My counter is that technical intent, in the way he is describing it, only exists because we needed to translate human intent into machine language. You can still think deeply about problems without needed to formulate them as domain driven abstractions in code. You could mind map it, or journal about it, or put post-it notes all over the wall. Creating object oriented abstractions isn't magic.
It’s similar to how doing math in natural language without math notation is cumbersome and error-prone.
Using a formal language also help to enter in a kind of flow. And then details you did not think about before using the formal language may appear. Everything cannot be prompted, just like Alex Honnold prepared his climbing of El Capitan very carefully but it's only when he was on the rock that he took the real decisions. Same for Lindbergh when he crossed the Atlantic. The map is not the territory.
If you are thinking through deterministic code, you are thinking through the manipulation of bits in hardware. You are just doing it in a language which is easier for humans to understand.
There is a direct mapping of intent.
Reading the Hacker News comments, I kept thinking that programming is fundamentally about building mental models, and that the market, in the end, buys my mental model.
If we start from human intent, the chain might look something like this:
human intent -> problem model -> abstraction -> language expression -> compilation -> change in hadrware
But abstraction and language expression are themselves subdivided into many layers. How much of those layers a programmer can afford not to know has a direct effect on that programmer’s position in the market. People often think of abstraction as something clean, but in reality it is incomplete and contextual. In theory it is always clean; in practice it is always breaking down.
Depending on which layer you live in, even when using the same programming language, the form of expression can become radically different. From that point of view, people casually bundle everything together and call it “abstraction” or “intent,” but in reality there is a gap between intent and abstraction, and another gap between abstraction and language expression. Those subtle friction points are not fully reducible.
Seen from that perspective, even if you write a very clear specification, there will always be something that does not reduce neatly. And perhaps the real difference between LLMs and humans lies in how they deal with that residue.

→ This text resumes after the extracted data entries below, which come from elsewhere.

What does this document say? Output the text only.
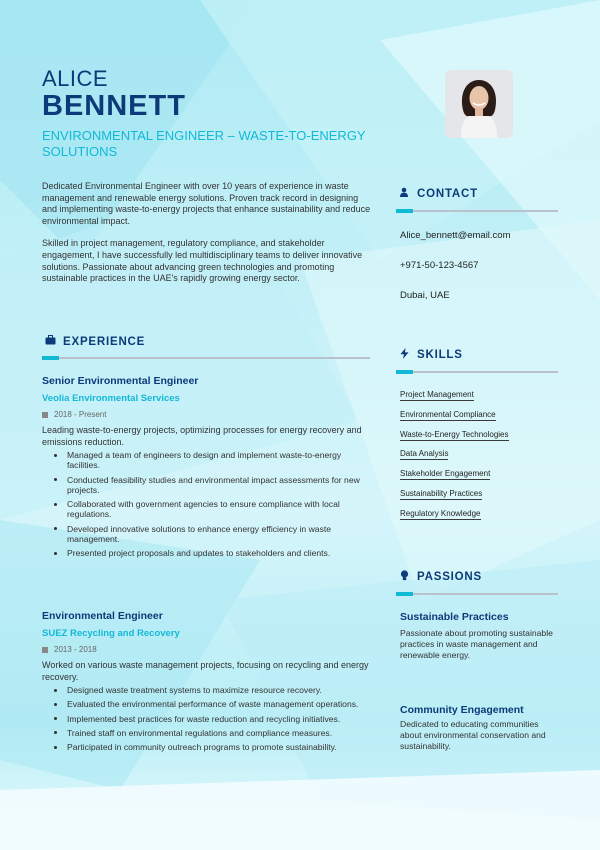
ALICE
BENNETT
ENVIRONMENTAL ENGINEER – WASTE-TO-ENERGY SOLUTIONS

Dedicated Environmental Engineer with over 10 years of experience in waste management and renewable energy solutions. Proven track record in designing and implementing waste-to-energy projects that enhance sustainability and reduce environmental impact.

Skilled in project management, regulatory compliance, and stakeholder engagement, I have successfully led multidisciplinary teams to deliver innovative solutions. Passionate about advancing green technologies and promoting sustainable practices in the UAE's rapidly growing energy sector.

CONTACT
Alice_bennett@email.com
+971-50-123-4567
Dubai, UAE
SKILLS
Project Management
Environmental Compliance
Waste-to-Energy Technologies
Data Analysis
Stakeholder Engagement
Sustainability Practices
Regulatory Knowledge
PASSIONS
Sustainable Practices
Passionate about promoting sustainable practices in waste management and renewable energy.
Community Engagement
Dedicated to educating communities about environmental conservation and sustainability.
EXPERIENCE
Senior Environmental Engineer
Veolia Environmental Services
2018 - Present
Leading waste-to-energy projects, optimizing processes for energy recovery and emissions reduction.
Managed a team of engineers to design and implement waste-to-energy facilities.
Conducted feasibility studies and environmental impact assessments for new projects.
Collaborated with government agencies to ensure compliance with local regulations.
Developed innovative solutions to enhance energy efficiency in waste management.
Presented project proposals and updates to stakeholders and clients.
Environmental Engineer
SUEZ Recycling and Recovery
2013 - 2018
Worked on various waste management projects, focusing on recycling and energy recovery.
Designed waste treatment systems to maximize resource recovery.
Evaluated the environmental performance of waste management operations.
Implemented best practices for waste reduction and recycling initiatives.
Trained staff on environmental regulations and compliance measures.
Participated in community outreach programs to promote sustainability.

Martin frames the issue in a way that suggests LLM abstractions are bad, but I do not fully agree. As someone from a third-world country in Asia, I have seen a great deal of bad abstraction written in my own language and environment. In that sense, I often feel that LLM-generated code is actually much better than the average abstractions produced by my Asian peers. At the same time, when I look at really good programming from strong Western engineers, I find myself asking again what a good abstraction actually is.
The essay talks about TDD and other methodologies, but personally I think TDD can become one of the worst methodologies when the abstraction itself is broken. If the abstraction is wrong, do the tests really mean anything? I have seen plenty of cases where people kept chasing green tests while gradually destroying the architecture. I have seen this especially in systems involving databases.
The biggest problem with methodology is that it always tends to become dogma, as if it were something that must be obeyed. SOLID principles, for example, do not always need to be followed, but in some organizations they become almost religious doctrine. In UI component design, enforcing LSP too rigidly can actually damage the diversity and flexibility of the UI. In the end, perhaps what we call intent is really the ability to remain flexible in context and search for the best possible solution within that context.
From that angle, intent begins to look a lot like the reward-function-based learning of LLMs.
I agree! You often see this realized when projects slowly migrate to using more and more ctypes code to try and back out of that pit.
In a previous job, a project was spun up using Python because it was easier and the performance requirements weren't understood at that time. A year or two later it had become a bottleneck for tapeout, and when it was rewritten most of the abstract architecture was thrown out with it, since it was all Pythonic in a way that required a different approach in C++
This lines up with YAGNI, but most people believe the opposite, often using YAGNI to justify NOT building the necessary abstractions.
I don't think what Fowler says here is in favor of saddling the early versions of your system with abstractions before you actually seen its use in practice, and its needs over time as requirements and conditions change.
From this "Laziness drives us to make the system as simple as possible (but no simpler!) — to develop the powerful abstractions that then allow us to do much more, much more easily." it's clear that when he talks of abstractions he means of very basic, and as simple as possible, building blocks. Like having core, orthogonal, principles in the system.
Not the kind of piling of software and pattern design abstractions e.g. the Java land in the past used to build.
And on Jess' comments on validating docs vs generating them... It's a traditional locking problem, with traditional solutions. And it's not as if the agent cannot read git, and realize when one thing is done first, in anticipation of the other by convention.
I'm quite senior: In fact, I have been a teammate of a couple of people mention in this article. I suspect that they'd not question my engineering standards. And yet I've no seen any of that kind of debt in my LLM workflows: if anything, by most traditional forms of evaluating software quality, the projects I work on are better than what they were 5, 10 years ago, using the same metrics as back then. And it's not magic or anything, but making sure there are agents running sharing those quality priorities. But I am getting work done, instead of spending time looking for attention in conferences.